Technology stocks are not what they used to be. While a few standout growth firms, notably Facebook (NASDAQ:FB) and Twitter (NYSE:TWTR), capture the public's imagination, these are the exceptions, not the rules.
For most tech companies, and tech investors, the world is a slower, less dynamic place than it was before the tech bubble burst in 2000. It's also a less significant place. At the tech bubble's peak in 2000, large cap technology companies accounted for 35% of the value of the S&P 500. Today, they account for barely 17% of U.S. market cap.
What happened to the industry, and more importantly, is it a good place to put new money to work? Here are my answers to these two questions.
Q: What happened to the industry?
A: Valuations reached ludicrous levels in 2000 and business slowed. Back in the halcyon days of the late 1990s, tech companies redefined expensive. At the tech bubble's peak in 2000, the S&P 500 Information Technology Index traded at 75x trailing earnings. Suffice to say, no matter how good the prospects, few, if any, companies can justify that type of valuation.

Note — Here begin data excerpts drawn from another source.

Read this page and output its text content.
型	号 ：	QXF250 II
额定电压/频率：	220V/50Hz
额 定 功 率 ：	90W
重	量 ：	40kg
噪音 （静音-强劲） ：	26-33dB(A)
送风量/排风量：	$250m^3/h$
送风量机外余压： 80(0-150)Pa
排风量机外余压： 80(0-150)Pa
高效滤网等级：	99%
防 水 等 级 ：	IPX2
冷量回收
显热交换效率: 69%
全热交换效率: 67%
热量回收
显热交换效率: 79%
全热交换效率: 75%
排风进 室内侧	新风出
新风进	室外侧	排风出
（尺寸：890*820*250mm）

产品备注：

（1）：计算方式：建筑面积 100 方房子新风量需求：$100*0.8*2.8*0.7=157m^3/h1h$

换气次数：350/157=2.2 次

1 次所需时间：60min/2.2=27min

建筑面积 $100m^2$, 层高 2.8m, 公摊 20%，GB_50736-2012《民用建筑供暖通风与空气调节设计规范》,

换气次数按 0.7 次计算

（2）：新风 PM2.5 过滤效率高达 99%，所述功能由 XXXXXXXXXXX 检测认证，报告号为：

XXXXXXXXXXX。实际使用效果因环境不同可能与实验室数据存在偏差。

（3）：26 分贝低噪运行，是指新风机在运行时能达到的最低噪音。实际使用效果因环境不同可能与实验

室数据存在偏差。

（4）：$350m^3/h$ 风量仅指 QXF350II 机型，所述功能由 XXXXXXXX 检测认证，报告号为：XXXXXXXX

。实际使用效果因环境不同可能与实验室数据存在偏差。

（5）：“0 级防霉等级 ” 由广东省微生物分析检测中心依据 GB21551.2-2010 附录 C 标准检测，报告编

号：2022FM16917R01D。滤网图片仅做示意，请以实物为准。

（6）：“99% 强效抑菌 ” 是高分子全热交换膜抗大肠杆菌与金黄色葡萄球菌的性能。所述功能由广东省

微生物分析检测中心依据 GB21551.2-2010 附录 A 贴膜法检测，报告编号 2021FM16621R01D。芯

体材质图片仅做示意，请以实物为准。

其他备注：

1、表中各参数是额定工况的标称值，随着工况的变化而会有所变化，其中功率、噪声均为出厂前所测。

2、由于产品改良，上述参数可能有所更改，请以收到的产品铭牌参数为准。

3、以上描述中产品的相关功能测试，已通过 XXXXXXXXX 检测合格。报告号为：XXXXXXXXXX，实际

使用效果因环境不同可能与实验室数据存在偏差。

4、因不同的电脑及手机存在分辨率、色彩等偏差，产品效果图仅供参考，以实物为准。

Adding to the sector's near-death experience: not only were people paying far too much for a dollar of earnings, but some of those dollars never materialized. Between 1995 and the end of 1999, orders for new technology grew at an average pace of more than 8% year-over-year. Unfortunately, that pace was not to be sustained. Between 2004 and 2008, new orders slowed to roughly 4% year-over-year on average. Since 2010 the situation has gotten even worse. Even after exiting the recession, growth in technology new orders has averaged less than 1%, as the chart below shows. To be clear, this is not just a tech problem but reflects a general caution among, and lack of capital spending by, businesses.
A: So is tech a good place to put new money to work?
Q: The irony is that while the sector's growth is much slower than in the past, tech is probably a more interesting place to invest now. Tech stocks are reasonably priced and typically carry little debt, making the sector less vulnerable to rising interest rates. Based on the current state of tech orders, the sector, now valued at roughly 16.5x earnings, looks to be trading at around 10% below fair value. Assuming we see some modest pickup in business spending next year, the sector is probably even more undervalued.
While I don't see a return to the glory days of the late 1990s, the good news is that few expect as much. For that reason, I see value, if not excitement, in the sector and I continue to advocate that investors overweight it relative to other sectors.